In ND we can hunt till May, yet they are completeley destroying road which cost millions.


----------



## shaug (Mar 28, 2011)

g/o

You old stir the pot master. This is not a ND issue. Have you gotten the OK from swift to post this. I'll bet you are are still laughing your butt off about the run away you caused with that Hot Topic post about the SD man poisoning geese.

It says here that a person has to obtain a permit to shoot muskrats but cannot sell the fur. It will be interesting to see if the fur flys.


----------



## Plainsman (Jul 30, 2003)

Sometimes common sense is a rare commodity. I remember a hail storm killing about 5000 geese by Willow City, North Dakota. Federal wardens sat on that bunch of dead birds for five days until they were sufficiently rotten no one would take them and eat them. Then you get these same people talking about how efficient the native Americans were because they used every part of every animal they ever killed. Or worse yet a bunch of empty heads in Washington (ya, I know it's South Dakota) who made these laws adding more money to the budget for food stamps. I'm surprised some days that we have survived this long.

Now where did that icon go of the little guy stirring a pot?

I was watching the news last night and one of our south east counties is shooting a lot of muskrats. They interviewed one of the rat patrol guys.


----------



## KurtR (May 3, 2008)

This was news to me when i heard it. Not that i have ever shot one in sd.


----------



## People (Jan 17, 2005)

SD has a lot of odd rules. I guess ND has quite a few odd ones also. Good think both states can not just make any rule they want. I know ND would prevent hunters from shooting too far for deer. Apparently that is 400yds.

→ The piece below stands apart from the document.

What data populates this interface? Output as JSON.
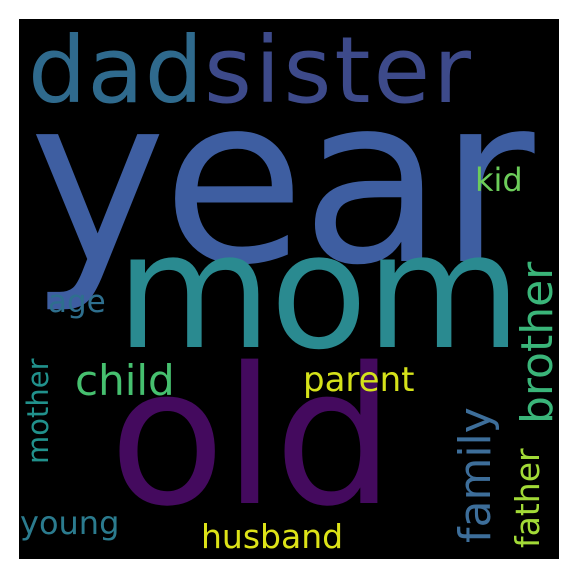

Every time someone uses the word "intense", Chuck Norris always replies "you know what else is intense?" followed by a roundhouse kick to the face.


----------



## dakotashooter2 (Oct 31, 2003)

The ND season for shooting muskrats is a big joke. I coencieds when most of the state freezes over and ends before it thaws. I could count on one hand the number of muskrats I've seen out after the sloughs freeze over,in my lifetime .


----------